Doctors caring for the Piano Man, the talented but silent musician found on the Kent coast seven weeks ago, will seek to confirm his identity this week as a formally trained Czech pianist.

Doctors caring for the Piano Man, the talented but silent musician found on the Kent coast seven weeks ago, will seek to confirm his identity this week as a formally trained Czech pianist.

Using information obtained by The Independent, staff looking after the patient, who has not said a word since he was found in wet clothes, will try to establish if he is Tomas Strnad, the son of a Prague dentist with an ability to play classical music from memory.

Since his discovery on 7 April, the only means of expression used by Piano Man has been to draw pictures of a piano and play the instrument from memory.

Doctors at the West Kent NHS Trust, who are sifting through dozens of suggested identities from around the world, hope that using word association will gently trigger memories to see if their patient is Mr Strnad.

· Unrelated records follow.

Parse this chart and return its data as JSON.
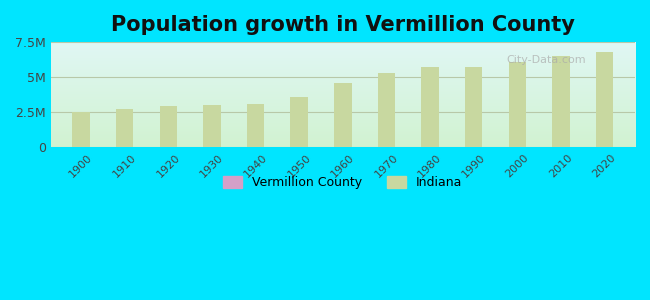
{
  "title": "Population growth in Vermillion County",
  "years": [
    1900,
    1910,
    1920,
    1930,
    1940,
    1950,
    1960,
    1970,
    1980,
    1990,
    2000,
    2010,
    2020
  ],
  "indiana_values": [
    2500000,
    2700000,
    2930000,
    3000000,
    3100000,
    3600000,
    4600000,
    5300000,
    5700000,
    5700000,
    6100000,
    6500000,
    6800000
  ],
  "vermillion_values": [
    0,
    0,
    18000,
    17000,
    17000,
    0,
    0,
    0,
    0,
    0,
    0,
    0,
    0
  ],
  "ylim": [
    0,
    7500000
  ],
  "yticks": [
    0,
    2500000,
    5000000,
    7500000
  ],
  "ytick_labels": [
    "0",
    "2.5M",
    "5M",
    "7.5M"
  ],
  "bar_color_indiana": "#c8d8a0",
  "bar_color_vermillion": "#d4a0c8",
  "background_outer": "#00e5ff",
  "background_chart_top": "#e0f5f5",
  "background_chart_bottom": "#c8f5d0",
  "grid_color": "#b8c8a8",
  "title_fontsize": 15,
  "watermark": "City-Data.com",
  "legend_vermillion": "Vermillion County",
  "legend_indiana": "Indiana"
}
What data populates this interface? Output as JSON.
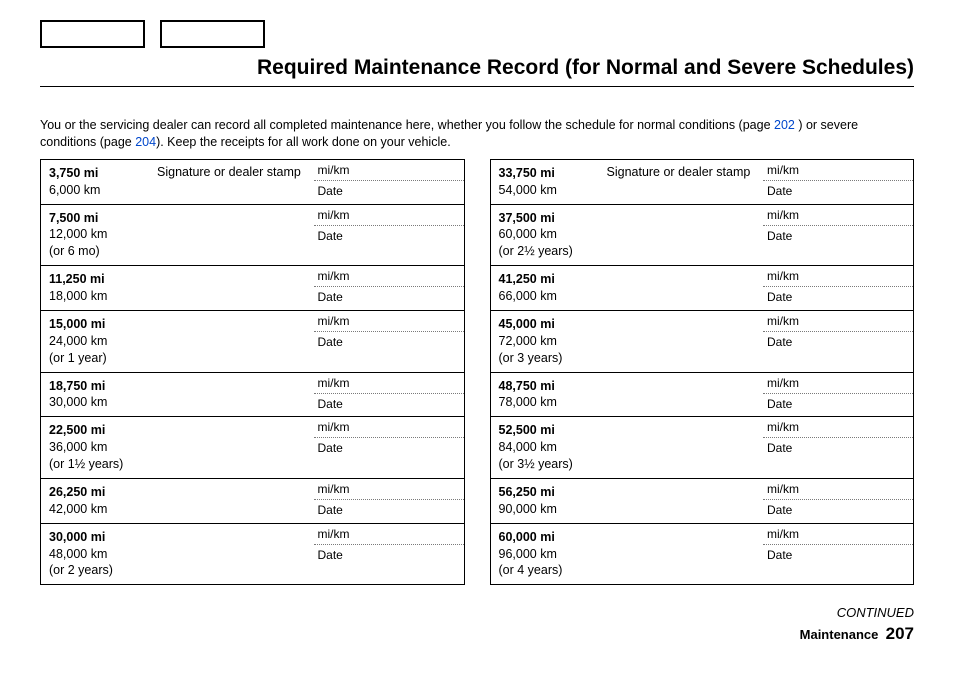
{
  "title": "Required Maintenance Record (for Normal and Severe Schedules)",
  "intro": {
    "part1": "You or the servicing dealer can record all completed maintenance here, whether you follow the schedule for normal conditions (page ",
    "link1": "202",
    "part2": " ) or severe conditions (page ",
    "link2": "204",
    "part3": "). Keep the receipts for all work done on your vehicle."
  },
  "signature_header": "Signature or dealer stamp",
  "field_mi_km": "mi/km",
  "field_date": "Date",
  "left_rows": [
    {
      "mi": "3,750 mi",
      "km": "6,000 km",
      "extra": ""
    },
    {
      "mi": "7,500 mi",
      "km": "12,000 km",
      "extra": "(or 6 mo)"
    },
    {
      "mi": "11,250 mi",
      "km": "18,000 km",
      "extra": ""
    },
    {
      "mi": "15,000 mi",
      "km": "24,000 km",
      "extra": "(or 1 year)"
    },
    {
      "mi": "18,750 mi",
      "km": "30,000 km",
      "extra": ""
    },
    {
      "mi": "22,500 mi",
      "km": "36,000 km",
      "extra": "(or 1½ years)"
    },
    {
      "mi": "26,250 mi",
      "km": "42,000 km",
      "extra": ""
    },
    {
      "mi": "30,000 mi",
      "km": "48,000 km",
      "extra": "(or 2 years)"
    }
  ],
  "right_rows": [
    {
      "mi": "33,750 mi",
      "km": "54,000 km",
      "extra": ""
    },
    {
      "mi": "37,500 mi",
      "km": "60,000 km",
      "extra": "(or 2½ years)"
    },
    {
      "mi": "41,250 mi",
      "km": "66,000 km",
      "extra": ""
    },
    {
      "mi": "45,000 mi",
      "km": "72,000 km",
      "extra": "(or 3 years)"
    },
    {
      "mi": "48,750 mi",
      "km": "78,000 km",
      "extra": ""
    },
    {
      "mi": "52,500 mi",
      "km": "84,000 km",
      "extra": "(or 3½ years)"
    },
    {
      "mi": "56,250 mi",
      "km": "90,000 km",
      "extra": ""
    },
    {
      "mi": "60,000 mi",
      "km": "96,000 km",
      "extra": "(or 4 years)"
    }
  ],
  "footer": {
    "continued": "CONTINUED",
    "section": "Maintenance",
    "page": "207"
  }
}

The move comes after members of a Prague rock band formed by Mr Strnad contacted The Independent last week to point out similarities between Piano Man and the 6ft-tall Czech musician, whom they described as a "lonely genius".

Klaudius Kryspin, 38, who went on to join a famous Czech Republic rock group, Prazsky Vyber, said he became convinced of Piano Man's identity after seeing internet pictures .

The lead singer of Prazsky Vyber said yesterday he had seen Mr Strnad last month in a "disoriented" state and talking of going abroad. Michael Kocab said: "His state seemed to be the way it has been described by the [British] hospital. He was not himself. He walked beside me for a few metres and mumbled something about wanting to go abroad in order to build a career."